When I was in Austin, Texas, recently for a technical briefing, IBM demonstrated how you can move workloads from one machine to another. They call it Live Partition Mobility.

I saw it in action and I went from skeptic a believer in a matter of minutes. I kept saying things like: “This whole operation will take forever.” “The end users are going to see a disruption.” “There has to be some pain involved with this solution.” Then they ran the demo. 

They had two POWER6 System p 570 machines connected to the hardware-management console (HMC). They started a tool that simulated a workload on one of the machines. They kicked off the partition-mobility process. It was fast, and it was seamless. The workload moved from the source frame to the target frame. Then they showed how they could move it from the target frame back to the original source frame. They said they could move that partition back and forth all day long. (Ask your business partner or IBM sales rep to see a copy of the demo. There’s a flash-based demo that was recorded to show customers a demo. I’m still waiting for it to show up on YouTube.)

The only pain that I can see with this solution is that the entire partition that you want to move must be virtualized. You must use a virtual I/O (VIO) server and boot your partition from shared disk that’s presented by that VIO server, typically a storage-area network (SAN) logical unit number (LUN). You must use a shared Ethernet adapter. All of your storage must be virtualized and shared between the VIO servers. Both machines must be on the same subnet and share the same HMC. You also must be running on the new POWER6 hardware with a supported operating system. 

Once you get everything set up, and hit the button to move the partition, it all goes pretty quickly. Since it’s going to move a ton of data over the network (it has to copy a running partition from one frame to another), they suggest that you be running on Gigabit Ethernet and not 100 Megabit Ethernet.

I can think of a few scenarios where this capability would be useful:

The next time errpt shows me I have a sysplanar error. I call support and they confirm that we have to replace a part (which usually requires a system power down). I just schedule the CE to come do the work during the day. Assuming I have my virtualization in place and a suitable machine to move my workload to, I just move my partition over to the other hardware while the repair is being carried out. No calling around the business asking for maintenance windows. No doing repairs at 1 a.m. on a Sunday. We can now do the work whenever we want as the business will see no disruption at all.

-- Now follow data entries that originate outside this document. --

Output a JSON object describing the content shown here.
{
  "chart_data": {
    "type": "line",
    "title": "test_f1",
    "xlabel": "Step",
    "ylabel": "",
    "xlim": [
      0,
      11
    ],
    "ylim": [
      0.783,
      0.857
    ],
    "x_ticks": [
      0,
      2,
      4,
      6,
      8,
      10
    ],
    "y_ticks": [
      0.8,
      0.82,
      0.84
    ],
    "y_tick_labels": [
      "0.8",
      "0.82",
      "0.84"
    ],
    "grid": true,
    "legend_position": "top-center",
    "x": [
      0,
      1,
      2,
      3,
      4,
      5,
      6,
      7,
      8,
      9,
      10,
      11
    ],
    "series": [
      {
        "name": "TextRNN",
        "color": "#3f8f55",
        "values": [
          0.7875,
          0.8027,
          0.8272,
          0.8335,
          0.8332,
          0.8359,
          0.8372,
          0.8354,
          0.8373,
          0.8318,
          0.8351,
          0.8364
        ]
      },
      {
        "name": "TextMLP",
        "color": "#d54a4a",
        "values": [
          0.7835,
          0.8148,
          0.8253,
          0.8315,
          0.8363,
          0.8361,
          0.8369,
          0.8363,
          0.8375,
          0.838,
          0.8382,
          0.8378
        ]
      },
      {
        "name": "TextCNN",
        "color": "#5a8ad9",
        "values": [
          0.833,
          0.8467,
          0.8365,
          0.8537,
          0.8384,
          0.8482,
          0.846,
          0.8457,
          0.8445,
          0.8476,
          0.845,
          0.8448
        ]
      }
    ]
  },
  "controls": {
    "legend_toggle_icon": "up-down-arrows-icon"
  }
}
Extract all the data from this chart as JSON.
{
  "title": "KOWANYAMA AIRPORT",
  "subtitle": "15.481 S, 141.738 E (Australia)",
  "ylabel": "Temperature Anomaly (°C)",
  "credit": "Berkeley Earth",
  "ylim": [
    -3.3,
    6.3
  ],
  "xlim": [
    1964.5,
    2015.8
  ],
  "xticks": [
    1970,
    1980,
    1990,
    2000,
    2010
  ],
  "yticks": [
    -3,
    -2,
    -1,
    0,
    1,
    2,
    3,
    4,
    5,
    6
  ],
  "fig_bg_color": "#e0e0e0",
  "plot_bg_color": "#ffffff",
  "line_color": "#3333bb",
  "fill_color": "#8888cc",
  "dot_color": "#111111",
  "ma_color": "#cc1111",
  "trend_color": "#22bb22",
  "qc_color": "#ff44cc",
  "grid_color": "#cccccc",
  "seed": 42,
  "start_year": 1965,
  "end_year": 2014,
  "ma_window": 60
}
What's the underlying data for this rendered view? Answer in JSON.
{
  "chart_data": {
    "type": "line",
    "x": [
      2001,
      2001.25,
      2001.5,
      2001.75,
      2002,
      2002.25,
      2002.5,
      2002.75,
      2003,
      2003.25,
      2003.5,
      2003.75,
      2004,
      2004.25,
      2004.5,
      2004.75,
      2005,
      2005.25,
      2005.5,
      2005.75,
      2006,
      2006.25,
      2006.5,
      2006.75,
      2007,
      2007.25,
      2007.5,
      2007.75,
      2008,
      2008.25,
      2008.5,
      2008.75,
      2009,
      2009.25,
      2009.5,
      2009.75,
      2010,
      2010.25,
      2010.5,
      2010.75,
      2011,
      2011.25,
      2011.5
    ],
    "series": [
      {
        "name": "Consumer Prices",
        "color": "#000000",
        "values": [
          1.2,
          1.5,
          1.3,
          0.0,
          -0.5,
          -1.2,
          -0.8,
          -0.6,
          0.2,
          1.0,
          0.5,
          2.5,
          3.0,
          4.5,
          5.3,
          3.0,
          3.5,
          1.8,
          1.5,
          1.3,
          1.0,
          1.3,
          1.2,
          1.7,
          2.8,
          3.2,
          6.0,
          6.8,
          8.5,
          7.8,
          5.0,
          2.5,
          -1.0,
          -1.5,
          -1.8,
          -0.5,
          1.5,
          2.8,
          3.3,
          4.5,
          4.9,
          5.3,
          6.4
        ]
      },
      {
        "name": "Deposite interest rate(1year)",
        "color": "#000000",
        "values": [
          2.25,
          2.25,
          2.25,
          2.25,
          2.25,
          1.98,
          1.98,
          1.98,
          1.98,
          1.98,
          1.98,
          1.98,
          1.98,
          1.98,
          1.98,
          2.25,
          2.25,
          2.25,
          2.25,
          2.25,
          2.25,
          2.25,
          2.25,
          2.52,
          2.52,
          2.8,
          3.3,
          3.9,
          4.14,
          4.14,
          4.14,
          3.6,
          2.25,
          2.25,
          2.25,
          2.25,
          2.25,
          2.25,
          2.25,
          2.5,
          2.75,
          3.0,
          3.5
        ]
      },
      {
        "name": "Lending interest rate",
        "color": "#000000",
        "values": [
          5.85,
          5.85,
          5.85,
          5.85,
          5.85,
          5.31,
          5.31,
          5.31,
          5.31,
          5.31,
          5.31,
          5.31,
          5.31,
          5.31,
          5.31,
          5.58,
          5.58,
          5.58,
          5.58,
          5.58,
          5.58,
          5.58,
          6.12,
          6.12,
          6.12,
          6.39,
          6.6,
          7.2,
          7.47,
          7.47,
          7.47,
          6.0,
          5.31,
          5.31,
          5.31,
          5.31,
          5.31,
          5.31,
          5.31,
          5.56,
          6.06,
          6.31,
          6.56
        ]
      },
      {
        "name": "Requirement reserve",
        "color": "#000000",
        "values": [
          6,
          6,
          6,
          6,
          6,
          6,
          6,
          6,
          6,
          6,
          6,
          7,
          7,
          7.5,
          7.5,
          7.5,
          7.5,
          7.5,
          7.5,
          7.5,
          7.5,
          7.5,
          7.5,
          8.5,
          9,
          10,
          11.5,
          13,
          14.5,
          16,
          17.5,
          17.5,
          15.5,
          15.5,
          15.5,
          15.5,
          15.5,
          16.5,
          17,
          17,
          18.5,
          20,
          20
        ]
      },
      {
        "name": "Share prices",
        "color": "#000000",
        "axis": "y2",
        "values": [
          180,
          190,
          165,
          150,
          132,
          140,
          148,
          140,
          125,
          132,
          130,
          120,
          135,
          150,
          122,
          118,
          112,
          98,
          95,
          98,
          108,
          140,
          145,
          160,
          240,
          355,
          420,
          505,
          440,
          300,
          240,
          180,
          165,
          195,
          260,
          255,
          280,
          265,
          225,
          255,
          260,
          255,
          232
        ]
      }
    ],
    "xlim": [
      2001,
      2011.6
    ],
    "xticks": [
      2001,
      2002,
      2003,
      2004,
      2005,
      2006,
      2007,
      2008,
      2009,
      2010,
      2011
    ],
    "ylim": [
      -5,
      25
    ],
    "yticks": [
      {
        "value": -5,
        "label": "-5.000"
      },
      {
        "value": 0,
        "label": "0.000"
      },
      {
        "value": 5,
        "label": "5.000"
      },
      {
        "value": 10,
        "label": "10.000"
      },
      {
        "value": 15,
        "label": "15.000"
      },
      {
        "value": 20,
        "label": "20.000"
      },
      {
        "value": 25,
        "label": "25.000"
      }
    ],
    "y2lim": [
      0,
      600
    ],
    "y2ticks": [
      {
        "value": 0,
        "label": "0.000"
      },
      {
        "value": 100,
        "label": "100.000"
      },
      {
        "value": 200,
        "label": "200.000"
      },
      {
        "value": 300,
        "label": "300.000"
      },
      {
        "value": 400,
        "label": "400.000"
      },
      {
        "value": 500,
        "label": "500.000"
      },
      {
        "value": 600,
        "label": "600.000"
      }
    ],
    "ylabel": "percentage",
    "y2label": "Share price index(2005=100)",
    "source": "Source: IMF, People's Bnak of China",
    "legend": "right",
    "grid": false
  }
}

Maybe I can run my workload just fine for most of the time on a smaller machine, but at certain times (i.e., month end), I would rather run the application on a faster processor or a beefier machine that’s sitting in the computer room. Move the partition over to finish running a large month-end job, then move it back when the processing completes.

Maybe it’s time to upgrade your hardware. Bring in your new machine, set up your VIO server, move the partition to your new hardware and decommission your old hardware. Your business won’t even know what happened, but will wonder why the response time is so much better.

What happens if you’re trying to move a partition and your target machine blows up? If the workload hasn’t completely moved, the operation aborts and you continue running on your source machine.   

This technology isn’t a substitute for High Availability Cluster Multi-Processing (HACMP) or any kind of disaster-recovery situation. This entire operation assumes both machines are up and running, and resources are available on your target machine to handle your partition’s needs. Planning will be required.

I know I haven’t thought of everything. Let me know what scenarios you come up with for this useful tool.